Actualmente se está volviendo lentamente a los dirigibles, pero no a los descomunalmente grandes de aquella época, demasiado frágiles e inmanejables, sino a naves menores, silenciosas y muy maniobrables con fines turísticos. Varios operadores están explorando el mercado para un turismo aéreo que quiera recorrer a un paso tranquilo zonas de gran atractivo natural. No solo los materiales han mejorado enormemente y su menor tamaño les permite cobijarse con facilidad (si es necesario, en pocas horas se pliega) sino que la red de satélites meteorológicos actual permite ver claramente el progreso de las tormentas que han sido, en gran parte, el causante de las pérdidas de los dirigibles.

Finalmente, los globos cautivos están comenzando a utilizarse nuevamente.

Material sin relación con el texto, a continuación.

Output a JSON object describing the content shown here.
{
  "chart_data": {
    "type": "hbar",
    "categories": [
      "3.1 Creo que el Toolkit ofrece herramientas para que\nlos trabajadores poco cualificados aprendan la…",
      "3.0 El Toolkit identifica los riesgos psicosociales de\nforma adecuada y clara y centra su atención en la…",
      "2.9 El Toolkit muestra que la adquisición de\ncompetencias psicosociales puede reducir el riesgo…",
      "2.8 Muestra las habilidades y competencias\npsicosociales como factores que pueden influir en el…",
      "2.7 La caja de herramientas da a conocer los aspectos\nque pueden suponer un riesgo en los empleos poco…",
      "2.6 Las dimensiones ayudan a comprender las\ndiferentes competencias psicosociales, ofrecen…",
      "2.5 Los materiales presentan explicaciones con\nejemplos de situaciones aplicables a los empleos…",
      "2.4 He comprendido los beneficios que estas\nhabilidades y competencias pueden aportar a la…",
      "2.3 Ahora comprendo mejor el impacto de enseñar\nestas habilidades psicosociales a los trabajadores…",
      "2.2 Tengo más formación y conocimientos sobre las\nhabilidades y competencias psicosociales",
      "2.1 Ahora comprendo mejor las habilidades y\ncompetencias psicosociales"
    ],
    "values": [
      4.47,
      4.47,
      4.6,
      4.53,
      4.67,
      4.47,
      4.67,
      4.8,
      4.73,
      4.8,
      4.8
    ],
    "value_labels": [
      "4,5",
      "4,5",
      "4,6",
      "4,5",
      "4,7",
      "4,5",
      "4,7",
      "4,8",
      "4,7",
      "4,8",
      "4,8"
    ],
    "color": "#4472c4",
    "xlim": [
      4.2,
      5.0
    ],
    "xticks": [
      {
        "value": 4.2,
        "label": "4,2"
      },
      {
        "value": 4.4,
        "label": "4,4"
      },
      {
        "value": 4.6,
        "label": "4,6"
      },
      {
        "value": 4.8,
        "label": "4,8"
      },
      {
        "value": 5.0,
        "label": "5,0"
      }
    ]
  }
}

En la Segunda Guerra estos globos sobrevolaban las ciudades y otros lugares vitales para impedir el paso de los aviones enemigos. El cable de anclaje, que normalmente es un engorro, era su mayor virtud, al impedir que los bombarderos en picado, los que podían tener mejor precisión, se acercaran a sus blancos debido a la maraña de cables que pendía de estos globos.

Varias empresas están estudiando el uso de globos cautivos como retrasmisores tanto para telefonía móvil como para Internet inalámbrica. Esto es particularmente interesante en áreas poco pobladas donde un globo a buena altura, más que cualquier torre razonable, podría abarcar una superficie bastante grande y así reunir suficientes abonados para justificar el servicio.

También se están usando globos cautivos con potentes equipos de radar para la vigilancia de fronteras. Los EEUU tiene varios dispuestos sobre la frontera sur donde los radares de tierra no son capaces de detectar avionetas con contrabando que vuelan tan bajo que no se las puede distinguir del ruido del horizonte. Estos radares en globos cautivos pueden distinguirlos con claridad y a mucha mayor distancia que los basados en tierra.

Algún día quizás se ofrezcan paseos en globo por las islas griegas, el Caribe, algún lago de montaña o una super-vista de una ciudad. ¡Yo me anotaría!